Can Orbital Viewer help visualize complex orbitals?

[kuahji]

I'm not sure why, but I could never really picture & grasp this concept. Say you're drawing the orbitals of an atom, the 1s & 2s orbitals are pretty easy to draw. They are just spheres with a node in between them. Now do these orbitals overlap, or does one start where the node ends? What really got me to ask the question is, I've got no idea about the 2p orbital, because all the pictures in the textbook show it starting at origin in the xyz plane.

 

[symbolipoint]

Do no general chemistry textbooks shows figures of orbitals? Best guess is that some orbitals overlap others - only a guess at this time from me. Smarter people should comment.

 

[AbedeuS]

I think your talking about showing the orbitals in terms of quantum calculations, therefore the 1s orbital has an extremely high proability at just over 0pm away from the nucleus then decays from that point onward. As for 2s this has a small probability of being fairly close to the nucleus, then a node, then a hightened probability, if you were to plot radial distance against proability it would give a "2 humped" graph.

As for P-Orbitals, they have a "1 humped" disribution if its a 2p orbital, the proability of occurring close to the nucleus is MUCH lower than a 1s orbital, a 3p orbital has two humps, one small then one bigger.

Its difficult to explain it in words, since the orbital shapes are primarily calculated from quantum numbers, and the distributions are calculated from single electron system wavefunctions but, that's what the internets here for.

http://hyperphysics.phy-astr.gsu.edu/hbase/hydwf.html

This website shows the probability distributions for a hydrogenic atom

http://en.wikipedia.org/wiki/Quantum_mechanics

This seems a bit of a missed cause, but scroll down slightly and you will see some red looking orbital pictures, which are calculated from a hydrogen atom and give a visual overlook of the orbitals.

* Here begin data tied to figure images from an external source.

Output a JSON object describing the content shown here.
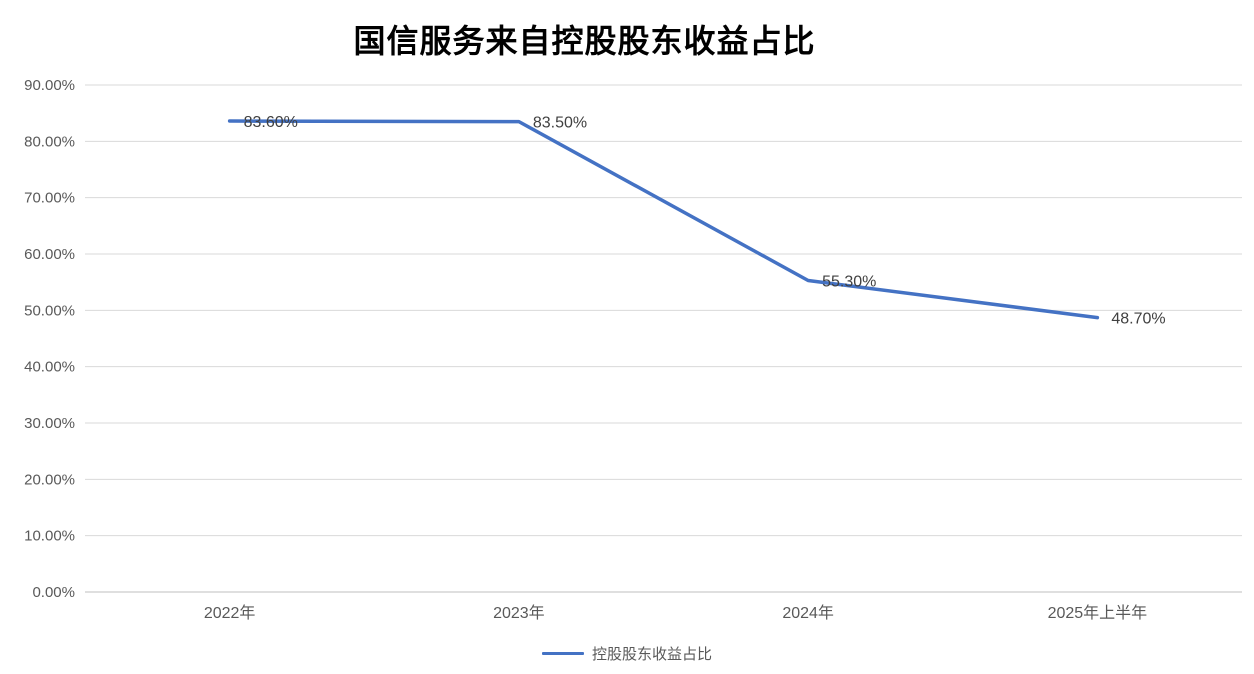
{
  "legend": {
    "label": "控股股东收益占比"
  },
  "colors": {
    "line": "#4472C4",
    "grid": "#D9D9D9",
    "axis_text": "#595959",
    "data_label_text": "#404040",
    "title_text": "#000000"
  },
  "chart_data": {
    "type": "line",
    "title": "国信服务来自控股股东收益占比",
    "categories": [
      "2022年",
      "2023年",
      "2024年",
      "2025年上半年"
    ],
    "series": [
      {
        "name": "控股股东收益占比",
        "values": [
          83.6,
          83.5,
          55.3,
          48.7
        ]
      }
    ],
    "data_labels": [
      "83.60%",
      "83.50%",
      "55.30%",
      "48.70%"
    ],
    "y_ticks": [
      "0.00%",
      "10.00%",
      "20.00%",
      "30.00%",
      "40.00%",
      "50.00%",
      "60.00%",
      "70.00%",
      "80.00%",
      "90.00%"
    ],
    "ylim": [
      0,
      90
    ],
    "grid": true,
    "legend_position": "bottom",
    "xlabel": "",
    "ylabel": ""
  }
}
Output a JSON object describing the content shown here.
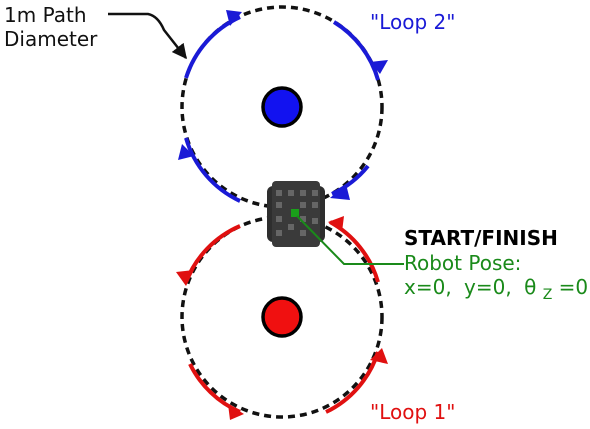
{
  "path_label": {
    "line1": "1m Path",
    "line2": "Diameter"
  },
  "loop2_label": "\"Loop 2\"",
  "loop1_label": "\"Loop 1\"",
  "start_finish": "START/FINISH",
  "robot_pose": {
    "heading": "Robot Pose:",
    "x_part": "x=0,",
    "y_part": "y=0,",
    "theta_symbol": "θ",
    "theta_subscript": "Z",
    "theta_value": "=0"
  },
  "colors": {
    "loop2": "#1a1ad6",
    "loop1": "#e01010",
    "pose": "#1a8a1a",
    "path": "#111111"
  },
  "icons": {
    "loop2_center": "blue-circle-marker",
    "loop1_center": "red-circle-marker",
    "robot": "robot-top-view-icon",
    "pose_point": "green-square-marker"
  }
}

Going DEEP into this sort of stuff can be painful though, as different chemists can have different views on the atomic orbitals, some organic chemists may go along the lines of saying that all orbitals are like that for multi-electron systems (like iron actually having d orbitals "Pokeing out" and causing ligand field splitting in coordination chemistry). But at least in my chemistry department the physical chemists make it quite clear that the molecular orbital approach of having 1 wavefunction to display an entire atom means that the orbitals are generally "approximated" to be the shape of the hydrogenically calculated ones, but in reality to my quantum prof he makes it unbelieveably clear that "orbitals don't exist" for multi-electron systems.

So yeah, it becomes a massive headache that mainly comes from the fact that solving the scrodinger equation for multi-electron systems is incredibly difficult.

 

[MichaelXY]

I had this same issue as you. I needed a picture, something like the Bohr model. But the config is just too cloudy--pardon the pun--to make a picture. What really helped me get a grip on the whole 1s 2s 2p thing was from a chart that I found at the below listed link:

http://www.emsb.qc.ca/laurenhill/science/configuration.pdf

Hope that helps

 

[Zarbon]

Orbital Viewer.

Search in google for a software called "Orbital Viewer". It can give u a 3 dimensional model of any orbital. You can specify the quantum numbers (n,l,m) and certain other parameters to get the shape of the orbital. Its very interesting.